Wednesday, April 25, 2012

Back in Recession

I'll excuse all my econ101b students for perhaps not being up at this hour, but 14 minutes ago the Office for National Statistics announced that the UK shrank by 0.2% in 2012Q1, following on from the fall in 2011Q4, which means that officially, the UK is in recession - again.

The Twittersphere is, of course, awash with response.  I had searched for UK GDP and was getting more than 20 new tweets appearing per second:

Does it really matter though? What exactly is this? Recall GDP is the value of final goods produced in the UK over a particular time period - here the first three months of 2012.

The ONS has released information based on 40% of its full data for the UK for the first three months of the year - so it's possible that later the number will be revised as the remaining 60% of the data is used to calculate more precisely how much was produced in the UK over the last three months.

The important thing however is not to jump on these figures, as many will in the Twittersphere, and draw premature conclusions. Yes, the Coalition did embark on austerity, and many did warn a recession may be the consequence (I warned of it but didn't actually think it would happen because so many unexpected events happen). However, many other things are happening - austerity elsewhere, the eurozone crisis, and we as consumers may well have changed unrecognisably over the last few years in response to the crisis.
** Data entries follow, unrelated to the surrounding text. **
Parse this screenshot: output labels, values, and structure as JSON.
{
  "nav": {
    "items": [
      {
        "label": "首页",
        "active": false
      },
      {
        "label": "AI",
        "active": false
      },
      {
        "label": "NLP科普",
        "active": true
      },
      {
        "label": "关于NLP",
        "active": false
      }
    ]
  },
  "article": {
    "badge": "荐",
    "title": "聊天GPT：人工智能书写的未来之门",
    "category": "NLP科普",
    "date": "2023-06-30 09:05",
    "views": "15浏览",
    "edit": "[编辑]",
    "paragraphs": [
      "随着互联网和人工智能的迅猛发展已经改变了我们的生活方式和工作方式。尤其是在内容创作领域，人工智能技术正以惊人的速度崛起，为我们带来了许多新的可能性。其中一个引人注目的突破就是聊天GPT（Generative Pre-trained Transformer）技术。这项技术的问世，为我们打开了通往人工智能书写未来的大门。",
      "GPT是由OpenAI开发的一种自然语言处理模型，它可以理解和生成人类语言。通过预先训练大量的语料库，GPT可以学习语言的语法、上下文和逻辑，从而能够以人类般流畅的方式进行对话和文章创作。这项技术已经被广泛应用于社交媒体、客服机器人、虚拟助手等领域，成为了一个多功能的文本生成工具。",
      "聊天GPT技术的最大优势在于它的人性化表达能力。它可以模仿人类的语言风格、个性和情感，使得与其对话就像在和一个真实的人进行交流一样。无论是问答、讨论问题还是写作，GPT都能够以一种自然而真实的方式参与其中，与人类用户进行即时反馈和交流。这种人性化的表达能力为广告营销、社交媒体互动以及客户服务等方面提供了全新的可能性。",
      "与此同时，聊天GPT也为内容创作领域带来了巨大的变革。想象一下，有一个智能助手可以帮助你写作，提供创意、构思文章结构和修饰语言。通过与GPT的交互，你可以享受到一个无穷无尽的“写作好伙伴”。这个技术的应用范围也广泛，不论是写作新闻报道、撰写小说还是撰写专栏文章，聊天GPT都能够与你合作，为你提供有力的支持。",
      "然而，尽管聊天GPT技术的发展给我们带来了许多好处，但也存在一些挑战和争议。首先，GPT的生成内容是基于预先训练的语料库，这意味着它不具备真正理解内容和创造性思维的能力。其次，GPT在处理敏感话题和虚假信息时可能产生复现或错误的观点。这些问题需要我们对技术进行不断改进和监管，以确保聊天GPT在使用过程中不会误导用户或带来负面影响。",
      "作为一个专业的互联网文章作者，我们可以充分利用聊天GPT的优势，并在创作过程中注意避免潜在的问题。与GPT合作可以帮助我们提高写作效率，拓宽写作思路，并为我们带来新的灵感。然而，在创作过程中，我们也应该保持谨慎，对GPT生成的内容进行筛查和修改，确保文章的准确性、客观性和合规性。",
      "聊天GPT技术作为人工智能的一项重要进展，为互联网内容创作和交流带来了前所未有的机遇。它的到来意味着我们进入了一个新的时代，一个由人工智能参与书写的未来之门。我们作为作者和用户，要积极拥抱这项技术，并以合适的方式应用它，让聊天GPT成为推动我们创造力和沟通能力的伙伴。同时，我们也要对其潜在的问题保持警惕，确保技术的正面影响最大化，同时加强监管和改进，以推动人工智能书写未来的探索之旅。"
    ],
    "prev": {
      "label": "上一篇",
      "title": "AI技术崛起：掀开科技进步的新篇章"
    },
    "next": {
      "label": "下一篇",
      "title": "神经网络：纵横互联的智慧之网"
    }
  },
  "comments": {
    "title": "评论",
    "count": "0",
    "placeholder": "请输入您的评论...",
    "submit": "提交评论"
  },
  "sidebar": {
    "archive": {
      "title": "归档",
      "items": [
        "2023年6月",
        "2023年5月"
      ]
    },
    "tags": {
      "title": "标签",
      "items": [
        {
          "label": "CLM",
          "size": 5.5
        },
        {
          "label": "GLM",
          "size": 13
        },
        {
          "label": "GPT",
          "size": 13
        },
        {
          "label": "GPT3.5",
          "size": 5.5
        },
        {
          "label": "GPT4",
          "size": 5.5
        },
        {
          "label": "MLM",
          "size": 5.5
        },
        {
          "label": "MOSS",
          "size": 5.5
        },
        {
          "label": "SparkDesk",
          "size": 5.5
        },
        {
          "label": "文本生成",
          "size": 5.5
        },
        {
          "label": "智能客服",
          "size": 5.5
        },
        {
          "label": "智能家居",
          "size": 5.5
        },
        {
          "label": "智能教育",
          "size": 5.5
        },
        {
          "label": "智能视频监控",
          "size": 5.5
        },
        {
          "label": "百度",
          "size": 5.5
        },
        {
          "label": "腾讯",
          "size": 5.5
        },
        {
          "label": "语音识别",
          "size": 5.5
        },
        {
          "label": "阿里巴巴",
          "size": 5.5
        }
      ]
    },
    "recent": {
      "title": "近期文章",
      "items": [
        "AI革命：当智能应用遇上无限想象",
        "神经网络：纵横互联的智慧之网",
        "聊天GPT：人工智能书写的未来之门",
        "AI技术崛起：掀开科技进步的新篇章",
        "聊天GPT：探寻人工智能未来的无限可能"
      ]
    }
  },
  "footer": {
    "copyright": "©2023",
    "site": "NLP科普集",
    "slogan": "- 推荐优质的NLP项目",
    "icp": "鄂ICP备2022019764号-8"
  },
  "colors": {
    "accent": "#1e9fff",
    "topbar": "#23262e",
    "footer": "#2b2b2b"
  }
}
It is possible that this number will eventually be revised so substantially that it's positive - either way however, what it reveals however is a generally rather bleak picture of economic activity in the UK; as Chris Dillow (@CJFDillow) tweets:

Obsession with small drop in GDP is statistical fetishism. Even if GDP had grown 0.2% in Q1, it would still have been a poor performance.
 There will be plenty of comment on this over the coming days; if you are preparing for the econ101 exam, be careful how you make use of it! Stick to reputable journalistic sources rather than bloggers - FT, Economist, perhaps the Guardian and the Telegraph at a stretch.